His study found managers reported increased productivity among workers in the best-cases and, at-worst, reported productivity remained stable. Add to that, employers reported no negative effect on their bottom line.
From the CBC story:
Stronge says that's because employees were less likely to suffer from workplace stress, anxiety, depression and burnout. As a result, they worked harder and took fewer sick days.
"They kind of had a greater energy on the job and actually enjoyed their work a bit more," he said. "Which sounds very rosy — but that is what comes out of a lot of these trials, is that people feel actually more attached to the job. In a way, they feel rewarded by having more time."

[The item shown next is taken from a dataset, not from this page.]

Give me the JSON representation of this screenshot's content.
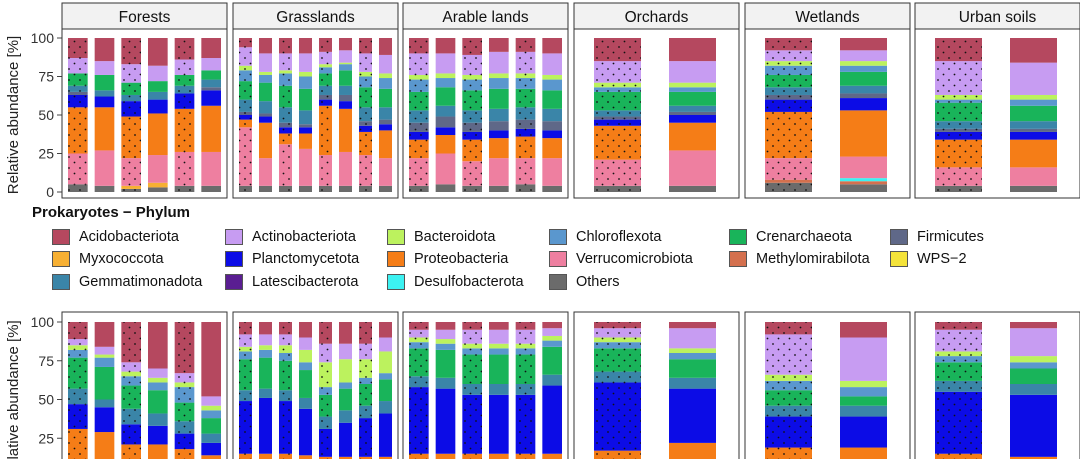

The Icelandic findings are on par with other similar experiments around the world. Microsoft Japan tried a four-day workweek in 2019 and reported a 40 per cent boost in productivity. A New Zealand company called Perpetual Guardian switched permanently to a four-day week in 2018 after its trials saw a 20 per cent increase in productivity.
Municipal employees in Guysborough, N.S., ran a four-day workweek pilot in 2020 and found it to be such a positive experience, they voted in April to keep the policy in place.
B.C. Premier John Horgan recently said a four-day workweek is not "off the table" in his province, as Canadians emerge from the pandemic.
With New Brunswick emerging from the pandemic and businesses in need of a jolt, perhaps the provincial government should consider this move. It could be something to offer public sector workers amid stalled contract negotiations.
It could both help the stalemate at the bargaining table while having a positive effect on productivity and the potential to increase economic activity.